Entretien avec Chloé Dabert
Entretien avec Chloé Dabert réalisé par Chantal Hurault, décembre 2017
Chantal Hurault. Vous avez découvert l’œuvre de Jean-Luc Lagarce lors de vos années au Conservatoire, auprès de Joël Jouanneau. Est-ce lui qui vous a conduite à cette rigueur du travail sur la langue ?
Chloé Dabert : Joël Jouanneau a été très important dans mon parcours et m’a en effet amenée à cette rigueur, presque métronomique. je donne une grande importance au sens que l’oralité révèle et répète immédiatement dans l’espace de jeu, texte en main. pour cette pièce de Jean-Luc Lagarce, dont l’écriture est extrêmement précise et très ponctuée, nous nous arrêtons avec les actrices sur les parenthèses, les italiques, les retours à la ligne pour comprendre comment la parole passe de l’une à l’autre, de quelle façon s’articulent les temps, les adresses… nous clarifions et affinons la place de chacune à l’intérieur de la partition en même temps que sa dimension chorale. je reste ouverte à toute proposition et laisse les actrices s’approprier leurs propres appuis de jeu, certaines ont besoin d’accessoiriser, d’autres d’interroger le sens ou d’entrer directement dans la rythmique du texte ou la « physicalité ». La seule chose à laquelle je résiste, ce sont les idées préconçues, tout doit venir du plateau afin d’être le plus au présent possible et le rester durant les représentations.

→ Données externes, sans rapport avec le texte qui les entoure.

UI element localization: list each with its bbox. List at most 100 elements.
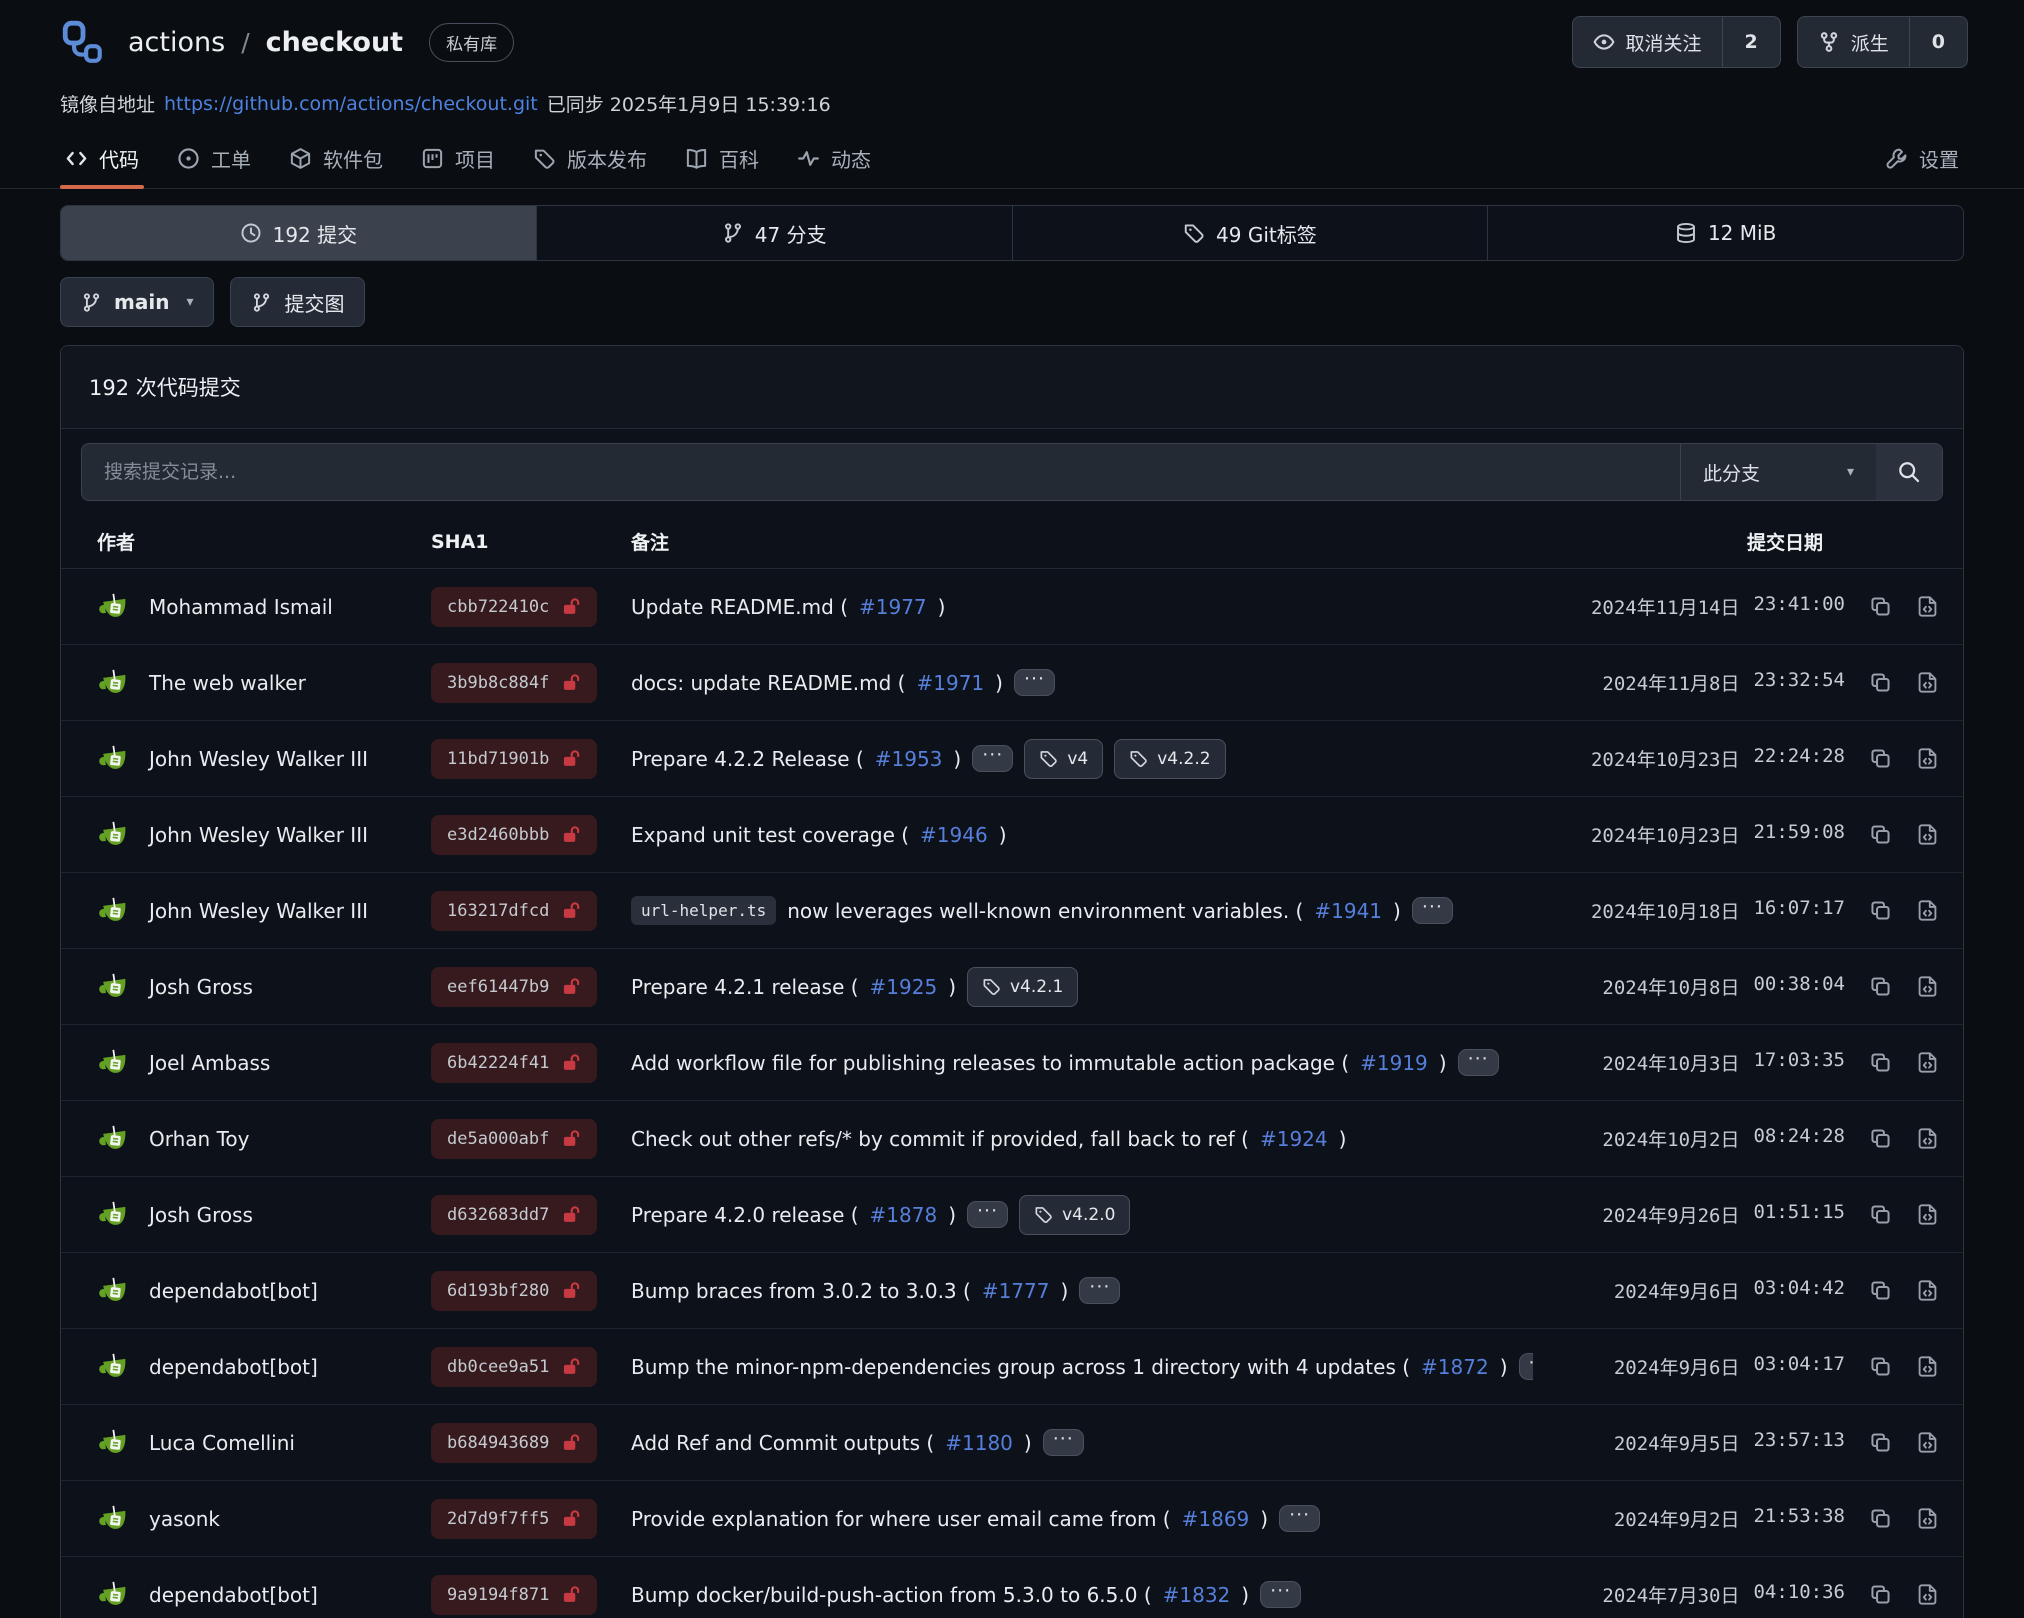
expand-commit-button[interactable]: ··· bbox=[1457, 1049, 1499, 1076]
copy-sha-icon[interactable] bbox=[1869, 1431, 1892, 1454]
repo-name-link[interactable]: checkout bbox=[265, 26, 404, 58]
forks-count[interactable]: 0 bbox=[1908, 17, 1967, 67]
tab-settings[interactable]: 设置 bbox=[1868, 129, 1976, 188]
pr-link[interactable]: #1946 bbox=[920, 822, 988, 847]
avatar[interactable] bbox=[95, 1576, 133, 1614]
pr-link[interactable]: #1925 bbox=[869, 974, 938, 999]
avatar[interactable] bbox=[95, 1120, 133, 1158]
commit-sha-link[interactable]: de5a000abf bbox=[431, 1118, 598, 1159]
site-logo-icon[interactable] bbox=[60, 19, 106, 65]
avatar[interactable] bbox=[95, 740, 133, 778]
stat-branches[interactable]: 47 分支 bbox=[537, 206, 1013, 260]
unwatch-button[interactable]: 取消关注 2 bbox=[1571, 16, 1781, 68]
search-scope-dropdown[interactable]: 此分支 ▾ bbox=[1680, 444, 1876, 500]
expand-commit-button[interactable]: ··· bbox=[1518, 1353, 1533, 1380]
pr-link[interactable]: #1872 bbox=[1421, 1354, 1489, 1379]
commit-sha-link[interactable]: e3d2460bbb bbox=[431, 814, 598, 855]
copy-sha-icon[interactable] bbox=[1869, 747, 1892, 770]
pr-link[interactable]: #1971 bbox=[916, 670, 985, 695]
pr-link[interactable]: #1977 bbox=[859, 594, 927, 619]
commit-sha-link[interactable]: 9a9194f871 bbox=[431, 1574, 598, 1615]
branch-selector[interactable]: main ▾ bbox=[60, 277, 215, 327]
commit-sha-link[interactable]: db0cee9a51 bbox=[431, 1346, 598, 1387]
author-name-link[interactable]: John Wesley Walker III bbox=[149, 898, 368, 923]
expand-commit-button[interactable]: ··· bbox=[1013, 669, 1056, 696]
browse-source-icon[interactable] bbox=[1916, 671, 1939, 694]
search-button[interactable] bbox=[1876, 444, 1942, 500]
browse-source-icon[interactable] bbox=[1916, 1203, 1939, 1226]
commit-sha-link[interactable]: 163217dfcd bbox=[431, 890, 598, 931]
pr-link[interactable]: #1832 bbox=[1162, 1582, 1231, 1607]
avatar[interactable] bbox=[95, 816, 133, 854]
copy-sha-icon[interactable] bbox=[1869, 975, 1892, 998]
mirror-url-link[interactable]: https://github.com/actions/checkout.git bbox=[164, 92, 538, 115]
expand-commit-button[interactable]: ··· bbox=[1042, 1429, 1084, 1456]
pr-link[interactable]: #1777 bbox=[981, 1278, 1050, 1303]
expand-commit-button[interactable]: ··· bbox=[1079, 1277, 1121, 1304]
author-name-link[interactable]: Mohammad Ismail bbox=[149, 594, 333, 619]
commit-graph-button[interactable]: 提交图 bbox=[230, 277, 366, 327]
pr-link[interactable]: #1924 bbox=[1259, 1126, 1328, 1151]
stat-commits[interactable]: 192 提交 bbox=[61, 206, 537, 260]
author-name-link[interactable]: The web walker bbox=[149, 670, 306, 695]
browse-source-icon[interactable] bbox=[1916, 1507, 1939, 1530]
commit-message[interactable]: now leverages well-known environment var… bbox=[787, 898, 1304, 923]
commit-sha-link[interactable]: 3b9b8c884f bbox=[431, 662, 598, 703]
browse-source-icon[interactable] bbox=[1916, 1583, 1939, 1606]
author-name-link[interactable]: John Wesley Walker III bbox=[149, 822, 368, 847]
copy-sha-icon[interactable] bbox=[1869, 671, 1892, 694]
version-tag-button[interactable]: v4 bbox=[1024, 738, 1104, 779]
tab-issues[interactable]: 工单 bbox=[160, 129, 268, 188]
browse-source-icon[interactable] bbox=[1916, 899, 1939, 922]
commit-sha-link[interactable]: 11bd71901b bbox=[431, 738, 598, 779]
watchers-count[interactable]: 2 bbox=[1721, 17, 1780, 67]
copy-sha-icon[interactable] bbox=[1869, 1355, 1892, 1378]
commit-message[interactable]: Bump braces from 3.0.2 to 3.0.3 ( bbox=[631, 1278, 971, 1303]
commit-message[interactable]: Bump the minor-npm-dependencies group ac… bbox=[631, 1354, 1411, 1379]
tab-wiki[interactable]: 百科 bbox=[668, 129, 776, 188]
pr-link[interactable]: #1180 bbox=[945, 1430, 1013, 1455]
copy-sha-icon[interactable] bbox=[1869, 823, 1892, 846]
version-tag-button[interactable]: v4.2.2 bbox=[1114, 738, 1226, 779]
pr-link[interactable]: #1919 bbox=[1360, 1050, 1428, 1075]
version-tag-button[interactable]: v4.2.0 bbox=[1019, 1194, 1131, 1235]
commit-message[interactable]: Prepare 4.2.2 Release ( bbox=[631, 746, 864, 771]
commit-message[interactable]: Add workflow file for publishing release… bbox=[631, 1050, 1350, 1075]
commit-message[interactable]: Expand unit test coverage ( bbox=[631, 822, 910, 847]
pr-link[interactable]: #1878 bbox=[869, 1202, 938, 1227]
expand-commit-button[interactable]: ··· bbox=[1279, 1505, 1321, 1532]
commit-message[interactable]: Check out other refs/* by commit if prov… bbox=[631, 1126, 1249, 1151]
commit-message[interactable]: Bump docker/build-push-action from 5.3.0… bbox=[631, 1582, 1152, 1607]
author-name-link[interactable]: John Wesley Walker III bbox=[149, 746, 368, 771]
commit-message[interactable]: Prepare 4.2.0 release ( bbox=[631, 1202, 859, 1227]
stat-tags[interactable]: 49 Git标签 bbox=[1013, 206, 1489, 260]
browse-source-icon[interactable] bbox=[1916, 1279, 1939, 1302]
commit-message[interactable]: docs: update README.md ( bbox=[631, 670, 906, 695]
author-name-link[interactable]: Orhan Toy bbox=[149, 1126, 250, 1151]
browse-source-icon[interactable] bbox=[1916, 823, 1939, 846]
author-name-link[interactable]: Luca Comellini bbox=[149, 1430, 295, 1455]
author-name-link[interactable]: Joel Ambass bbox=[149, 1050, 271, 1075]
avatar[interactable] bbox=[95, 588, 133, 626]
pr-link[interactable]: #1953 bbox=[874, 746, 943, 771]
author-name-link[interactable]: dependabot[bot] bbox=[149, 1278, 318, 1303]
copy-sha-icon[interactable] bbox=[1869, 1203, 1892, 1226]
avatar[interactable] bbox=[95, 1196, 133, 1234]
tab-packages[interactable]: 软件包 bbox=[272, 129, 400, 188]
copy-sha-icon[interactable] bbox=[1869, 1583, 1892, 1606]
tab-code[interactable]: 代码 bbox=[48, 129, 156, 189]
author-name-link[interactable]: Josh Gross bbox=[149, 1202, 253, 1227]
commit-message[interactable]: Prepare 4.2.1 release ( bbox=[631, 974, 859, 999]
avatar[interactable] bbox=[95, 1272, 133, 1310]
browse-source-icon[interactable] bbox=[1916, 1127, 1939, 1150]
browse-source-icon[interactable] bbox=[1916, 1051, 1939, 1074]
fork-button[interactable]: 派生 0 bbox=[1796, 16, 1968, 68]
commit-message[interactable]: Update README.md ( bbox=[631, 594, 848, 619]
expand-commit-button[interactable]: ··· bbox=[972, 745, 1014, 772]
avatar[interactable] bbox=[95, 1044, 133, 1082]
avatar[interactable] bbox=[95, 1424, 133, 1462]
avatar[interactable] bbox=[95, 1500, 133, 1538]
avatar[interactable] bbox=[95, 968, 133, 1006]
commit-sha-link[interactable]: b684943689 bbox=[431, 1422, 598, 1463]
browse-source-icon[interactable] bbox=[1916, 747, 1939, 770]
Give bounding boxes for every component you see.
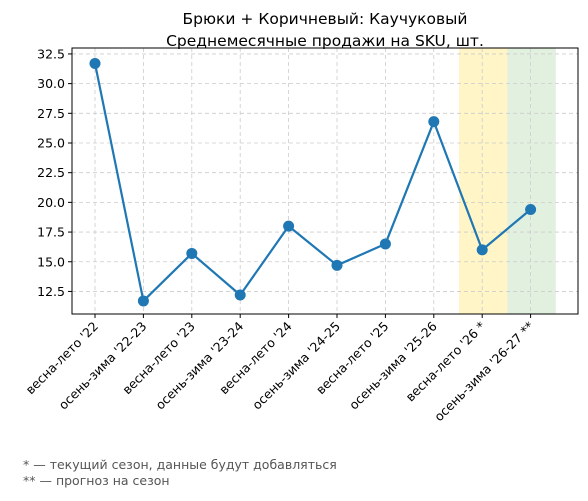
x-tick-label: осень-зима '26-27 **	[431, 319, 537, 425]
season-band-1	[459, 48, 508, 314]
x-tick-label: осень-зима '25-26	[346, 318, 440, 412]
chart-title: Брюки + Коричневый: Каучуковый	[183, 10, 468, 28]
x-tick-label: осень-зима '24-25	[249, 319, 343, 413]
x-tick-label: осень-зима '22-23	[56, 319, 150, 413]
data-point	[234, 289, 246, 301]
season-band-2	[507, 48, 556, 314]
footnote-current-season: * — текущий сезон, данные будут добавлят…	[23, 457, 337, 472]
y-tick-label: 12.5	[37, 284, 65, 299]
y-axis: 12.5 15.0 17.5 20.0 22.5 25.0 27.5 30.0 32.5	[37, 46, 72, 299]
data-point	[137, 295, 149, 307]
data-point	[379, 238, 391, 250]
data-point	[89, 57, 101, 69]
x-tick-label: осень-зима '23-24	[152, 318, 246, 412]
data-point	[186, 247, 198, 259]
plot-frame	[71, 47, 579, 315]
data-point	[476, 244, 488, 256]
y-tick-label: 32.5	[37, 46, 65, 61]
y-tick-label: 20.0	[37, 195, 65, 210]
series-group	[89, 57, 537, 307]
y-tick-label: 22.5	[37, 165, 65, 180]
grid-lines	[72, 48, 578, 314]
data-point	[331, 259, 343, 271]
chart-subtitle: Среднемесячные продажи на SKU, шт.	[166, 32, 484, 50]
y-tick-label: 17.5	[37, 225, 65, 240]
y-tick-label: 25.0	[37, 136, 65, 151]
data-point	[428, 116, 440, 128]
y-tick-label: 27.5	[37, 106, 65, 121]
series-line	[93, 63, 532, 303]
y-tick-label: 15.0	[37, 254, 65, 269]
footnote-forecast: ** — прогноз на сезон	[23, 473, 170, 488]
data-point	[525, 204, 537, 215]
data-point	[283, 220, 295, 232]
season-highlight-bands	[459, 48, 556, 314]
y-tick-label: 30.0	[37, 76, 65, 91]
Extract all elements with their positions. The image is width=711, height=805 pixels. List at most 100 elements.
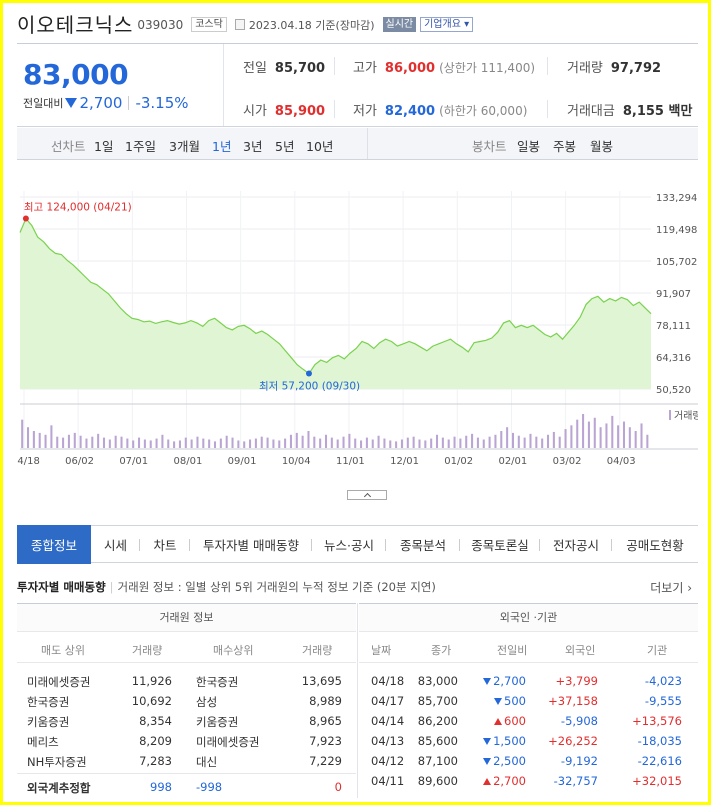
chevron-up-icon bbox=[363, 492, 371, 501]
y-tick-label: 119,498 bbox=[656, 225, 697, 236]
change-value: 2,700 bbox=[493, 774, 526, 788]
volume-bar bbox=[190, 439, 193, 448]
change-label: 전일대비 bbox=[23, 97, 64, 110]
x-tick-label: 04/03 bbox=[607, 456, 636, 467]
candle-weekly[interactable]: 주봉 bbox=[553, 139, 577, 154]
divider: | bbox=[109, 580, 114, 594]
divider bbox=[547, 100, 548, 118]
lower-limit: (하한가 60,000) bbox=[439, 104, 528, 118]
base-date: 2023.04.18 기준(장마감) bbox=[248, 18, 375, 32]
tab-investor-trend[interactable]: 투자자별 매매동향 bbox=[190, 526, 312, 562]
high-label: 최고 124,000 (04/21) bbox=[24, 202, 132, 214]
volume-bar bbox=[412, 436, 415, 448]
close-price: 85,700 bbox=[417, 694, 458, 708]
change-value: 500 bbox=[504, 694, 526, 708]
period-10y[interactable]: 10년 bbox=[306, 139, 334, 154]
tab-disclosure[interactable]: 전자공시 bbox=[540, 526, 612, 562]
close-price: 85,600 bbox=[417, 734, 458, 748]
stat-prev-close: 전일 85,700 bbox=[243, 57, 325, 76]
stat-label: 거래량 bbox=[567, 61, 603, 76]
collapse-chart-button[interactable] bbox=[347, 490, 387, 501]
seller-name: 키움증권 bbox=[27, 715, 70, 729]
change-value: 1,500 bbox=[493, 734, 526, 748]
tab-short-selling[interactable]: 공매도현황 bbox=[612, 526, 698, 562]
volume-bar bbox=[541, 438, 544, 448]
company-name: 이오테크닉스 bbox=[17, 12, 134, 37]
candle-monthly[interactable]: 월봉 bbox=[590, 139, 614, 154]
volume-bar bbox=[418, 439, 421, 448]
col-header: 매수상위 bbox=[213, 644, 254, 657]
tab-quotes[interactable]: 시세 bbox=[91, 526, 140, 562]
sell-volume: 8,354 bbox=[139, 714, 172, 728]
tab-discussion[interactable]: 종목토론실 bbox=[460, 526, 540, 562]
volume-bar bbox=[435, 434, 439, 448]
tab-news[interactable]: 뉴스·공시 bbox=[312, 526, 386, 562]
tab-label: 차트 bbox=[153, 537, 177, 553]
chart-period-bar: 선차트 1일 1주일 3개월 1년 3년 5년 10년 봉차트 일봉 주봉 월봉 bbox=[17, 128, 698, 160]
date: 04/11 bbox=[371, 774, 405, 788]
volume-bar bbox=[400, 439, 403, 448]
buyer-name: 미래에셋증권 bbox=[196, 735, 260, 749]
period-5y[interactable]: 5년 bbox=[275, 139, 295, 154]
volume-bar bbox=[56, 436, 59, 448]
down-triangle-icon bbox=[483, 738, 492, 745]
tab-chart[interactable]: 차트 bbox=[140, 526, 190, 562]
volume-bar bbox=[459, 438, 462, 448]
realtime-button[interactable]: 실시간 bbox=[382, 17, 417, 32]
volume-bar bbox=[430, 438, 433, 448]
x-tick-label: 03/02 bbox=[553, 456, 582, 467]
table-row: 메리츠 8,209 미래에셋증권 7,923 bbox=[17, 732, 356, 752]
tab-summary[interactable]: 종합정보 bbox=[17, 525, 91, 564]
tab-label: 투자자별 매매동향 bbox=[203, 537, 299, 553]
volume-bar bbox=[301, 435, 304, 448]
tab-label: 뉴스·공시 bbox=[324, 537, 374, 553]
volume-bar bbox=[354, 438, 357, 448]
volume-bar bbox=[184, 437, 187, 448]
volume-bar bbox=[138, 437, 141, 448]
tab-label: 종목분석 bbox=[399, 537, 446, 553]
x-tick-label: 07/01 bbox=[119, 456, 148, 467]
volume-bar bbox=[634, 431, 637, 448]
price-chart[interactable]: 133,294 119,498 105,702 91,907 78,111 64,316 5… bbox=[17, 161, 698, 491]
period-1w[interactable]: 1주일 bbox=[125, 139, 156, 154]
volume-bar bbox=[149, 440, 152, 448]
volume-bar bbox=[219, 438, 222, 448]
tab-analysis[interactable]: 종목분석 bbox=[386, 526, 460, 562]
institution-net: -18,035 bbox=[637, 734, 682, 748]
stat-label: 고가 bbox=[353, 61, 377, 76]
volume-bar bbox=[371, 439, 374, 448]
period-3y[interactable]: 3년 bbox=[243, 139, 263, 154]
more-link[interactable]: 더보기 › bbox=[650, 581, 692, 595]
col-header: 날짜 bbox=[371, 644, 392, 657]
buy-volume: 8,989 bbox=[309, 694, 342, 708]
volume-bar bbox=[143, 439, 146, 448]
table-row: 04/12 87,100 2,500 -9,192 -22,616 bbox=[359, 752, 698, 772]
period-1d[interactable]: 1일 bbox=[94, 139, 114, 154]
buy-volume: 8,965 bbox=[309, 714, 342, 728]
volume-bar bbox=[108, 439, 111, 448]
table-title: 외국인 ·기관 bbox=[359, 604, 698, 632]
volume-bar bbox=[254, 438, 257, 448]
price-line bbox=[19, 217, 652, 375]
volume-bar bbox=[611, 415, 614, 448]
company-info-dropdown[interactable]: 기업개요 ▾ bbox=[420, 17, 474, 32]
buyer-name: 대신 bbox=[196, 755, 218, 769]
section-description: 거래원 정보 : 일별 상위 5위 거래원의 누적 정보 기준 (20분 지연) bbox=[117, 580, 436, 594]
period-3m[interactable]: 3개월 bbox=[169, 139, 200, 154]
change: 500 bbox=[494, 694, 526, 708]
market-badge: 코스닥 bbox=[191, 17, 227, 32]
volume-bar bbox=[173, 441, 176, 448]
foreign-net: -9,192 bbox=[560, 754, 598, 768]
divider bbox=[334, 100, 335, 118]
volume-bar bbox=[640, 423, 643, 448]
volume-bar bbox=[126, 438, 129, 448]
col-header: 기관 bbox=[647, 644, 668, 657]
down-triangle-icon bbox=[483, 758, 492, 765]
period-1y[interactable]: 1년 bbox=[212, 139, 232, 154]
seller-name: 미래에셋증권 bbox=[27, 675, 91, 689]
table-row: 04/11 89,600 2,700 -32,757 +32,015 bbox=[359, 772, 698, 792]
table-row: NH투자증권 7,283 대신 7,229 bbox=[17, 752, 356, 772]
candle-daily[interactable]: 일봉 bbox=[517, 139, 541, 154]
down-triangle-icon bbox=[483, 678, 492, 685]
change-percent: -3.15% bbox=[135, 94, 189, 112]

Cette partie technique est un socle pour l’invention, les personnages prennent progressivement forme, presque d’eux-mêmes. je me sens proche de ce théâtre car si l’action est dans la parole, Lagarce s’amuse sans cesse avec les clichés et écrit pour des acteurs « qui jouent ». J’aime décaler le formel avec des éléments concrets qui passent par le corps – détendu et, encore une fois, très au présent. je maintiens un équilibre entre deux codes de jeux, l’un tenu et cadré, l’autre libre et incarné.
C.Il. y a dans cette pièce une énigme autour du retour du fils, dont on ne sait pas s’il a effectivement eu lieu. De quelle façon y répondez-vous ?
C. D. Nous ne dirons pas s’il est rentré ou pas, s’il est mort, si elles sont mortes, vivantes, si cela fait cent ans qu’elles sont là et rejouent cette scène, si ce sont elles qui hantent cette maison, si c’est la maison qui les hante, si c’est lui… Lagarce ne donne pas de réponse, je considère que lorsqu’un auteur n’en donne pas, ce n’est pas à moi d’en apporter une. Cette option n’est pas des plus aisées : elle oblige les actrices à choisir leur propre réponse quant au retour ou non du garçon, et à la faire évoluer selon les moments de la pièce. Il y a quelque chose de troublant pour elles dans le travail, qui l’est à la lecture et qui doit le rester durant la représentation. L’énigme du retour est inhérente à la façon dont elles se contredisent dans leurs versions des faits, elles se fixent sur des détails et se reprennent au sein d’une phrase, comme dans un rêve à tiroirs.
De là naît l’impression qu’elles rejouent une scène qui a pu avoir lieu il y a longtemps.
C. H. Ce travail approfondi sur l’adresse et la choralité a-t-il ouvert des perspectives sur la nature répétitive, voire obsessionnelle de la parole ?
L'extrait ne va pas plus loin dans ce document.